The right will certainly write this off as another hit piece against Palin, and the left will eat it all up, which the right will cite as further evidence of how terrified liberals are of her, yet many of these so-called hit pieces have common themes - especially seething Palin resentments over various slights, and sometimes a desire for revenge. And Andrew Sullivan notes another one:
The leaked manuscript for a new book on Sarah Palin, “Blind Allegiance,” has made for fascinating reading. There’s a useful summary of its contents at the Anchorage Daily News. But there are some revelations that make sense of what previously just seemed bizarre. Take that awful moment in the Couric interview when Palin was asked what periodicals or newspapers or news sources she read and said “All of them.” Here’s Bailey’s account:
Why did Sarah not name anything, when we knew she spent a fair amount of time reading? The answer boils down to image management. Sarah‘s media diet came exclusively from local sources including the Alaska Journal of Commerce, the Alaska Business Monthly, and the Anchorage Daily News. In addition, various administrative assistants put together a compilation of stories from major Alaskan news sites each morning. This document, referred to as Daily Clips, ran in excess of thirty pages and Sarah digested those capsulated reports by 8:00 a.m. each morning. To suggest she didn‘t read is wrong.

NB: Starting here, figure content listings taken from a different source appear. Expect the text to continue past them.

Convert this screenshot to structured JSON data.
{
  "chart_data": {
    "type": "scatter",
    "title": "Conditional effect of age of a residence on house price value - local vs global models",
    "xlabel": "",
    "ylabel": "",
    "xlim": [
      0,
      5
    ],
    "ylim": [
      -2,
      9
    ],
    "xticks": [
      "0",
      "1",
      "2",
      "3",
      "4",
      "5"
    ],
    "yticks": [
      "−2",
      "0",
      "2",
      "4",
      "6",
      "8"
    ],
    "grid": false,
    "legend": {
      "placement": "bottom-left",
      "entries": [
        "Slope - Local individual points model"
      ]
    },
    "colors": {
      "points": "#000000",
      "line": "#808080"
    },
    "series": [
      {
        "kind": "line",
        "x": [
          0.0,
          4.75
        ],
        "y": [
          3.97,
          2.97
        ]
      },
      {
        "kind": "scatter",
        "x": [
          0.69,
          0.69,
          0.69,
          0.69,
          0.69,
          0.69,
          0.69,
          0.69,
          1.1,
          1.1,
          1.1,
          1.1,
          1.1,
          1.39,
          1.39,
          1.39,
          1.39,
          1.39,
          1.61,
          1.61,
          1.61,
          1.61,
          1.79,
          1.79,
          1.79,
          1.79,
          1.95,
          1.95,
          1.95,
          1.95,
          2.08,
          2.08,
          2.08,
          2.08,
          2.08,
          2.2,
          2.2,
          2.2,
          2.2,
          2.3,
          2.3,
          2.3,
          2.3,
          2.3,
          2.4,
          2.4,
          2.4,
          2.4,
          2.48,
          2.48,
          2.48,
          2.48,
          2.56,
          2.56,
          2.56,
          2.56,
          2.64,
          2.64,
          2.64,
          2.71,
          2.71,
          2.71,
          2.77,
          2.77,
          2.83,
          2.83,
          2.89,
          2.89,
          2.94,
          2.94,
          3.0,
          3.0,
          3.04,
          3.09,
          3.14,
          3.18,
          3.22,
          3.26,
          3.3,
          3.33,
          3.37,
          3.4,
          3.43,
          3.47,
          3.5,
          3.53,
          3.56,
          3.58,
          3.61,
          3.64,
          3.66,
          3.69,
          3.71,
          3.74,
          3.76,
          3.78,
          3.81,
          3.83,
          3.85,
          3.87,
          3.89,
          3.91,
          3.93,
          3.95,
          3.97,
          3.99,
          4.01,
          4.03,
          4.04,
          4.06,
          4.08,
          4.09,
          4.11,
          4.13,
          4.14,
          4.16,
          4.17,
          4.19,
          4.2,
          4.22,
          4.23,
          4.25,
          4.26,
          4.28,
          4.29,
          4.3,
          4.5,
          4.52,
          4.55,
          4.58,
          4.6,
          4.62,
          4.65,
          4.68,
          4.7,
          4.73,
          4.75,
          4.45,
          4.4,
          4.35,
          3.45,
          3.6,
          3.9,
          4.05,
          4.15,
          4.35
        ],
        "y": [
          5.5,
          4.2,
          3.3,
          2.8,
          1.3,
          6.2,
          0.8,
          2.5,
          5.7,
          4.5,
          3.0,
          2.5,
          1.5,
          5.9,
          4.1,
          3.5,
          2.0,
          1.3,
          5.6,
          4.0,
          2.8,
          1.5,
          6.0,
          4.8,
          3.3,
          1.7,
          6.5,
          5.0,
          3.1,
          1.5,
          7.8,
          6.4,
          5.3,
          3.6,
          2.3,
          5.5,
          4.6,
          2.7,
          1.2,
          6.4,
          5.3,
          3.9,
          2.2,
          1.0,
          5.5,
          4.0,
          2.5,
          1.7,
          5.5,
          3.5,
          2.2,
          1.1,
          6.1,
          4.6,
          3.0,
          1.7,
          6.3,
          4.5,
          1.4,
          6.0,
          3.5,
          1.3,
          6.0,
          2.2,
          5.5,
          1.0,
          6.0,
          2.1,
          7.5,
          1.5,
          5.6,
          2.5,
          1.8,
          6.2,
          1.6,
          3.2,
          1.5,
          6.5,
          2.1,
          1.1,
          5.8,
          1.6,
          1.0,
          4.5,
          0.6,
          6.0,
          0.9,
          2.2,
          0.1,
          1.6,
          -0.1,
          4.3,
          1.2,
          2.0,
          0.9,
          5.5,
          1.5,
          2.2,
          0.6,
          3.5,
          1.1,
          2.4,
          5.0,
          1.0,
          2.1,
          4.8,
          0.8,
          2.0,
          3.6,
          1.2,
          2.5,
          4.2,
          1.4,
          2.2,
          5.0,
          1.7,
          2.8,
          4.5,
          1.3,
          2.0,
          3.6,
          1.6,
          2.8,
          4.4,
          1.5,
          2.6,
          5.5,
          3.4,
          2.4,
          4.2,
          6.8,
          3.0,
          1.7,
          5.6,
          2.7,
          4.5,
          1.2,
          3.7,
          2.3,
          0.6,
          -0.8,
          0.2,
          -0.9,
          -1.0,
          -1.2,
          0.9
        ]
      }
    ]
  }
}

However, in her mind, admitting to this regional-only emphasis would‘ve made her appear less interested in national and international events—which was absolutely the case. Instead of honesty, she panicked and, once again, made matters infinitely worse.
As I sat and watched this salt-in-the-wound interview, I raised my eyes and asked the ceiling, ―Why can‘t she just tell the truth?
The sheer number of unnecessary Palin lies Bailey recounts boggles the mind.
To me, since Palin is perhaps the most polarizing figure in recent memory - more than Bill or Hillary Clinton, George W. Bush, maybe even Richard Nixon - stuff like this is commonplace, and several grains of salt should be kept handy. With that said, the number of common themes these so-called hit pieces have leads me to believe that even when the wheat is separated from the chaffe, the truth that remains reveals a very immature, narcissistic, pathologically lying person who shouldn’t be any near the Oval Office, and the very fact that the conservative movement continues to think of her as a rock star, and maybe even the second coming of Ronald Reagan shows just how deluded they are.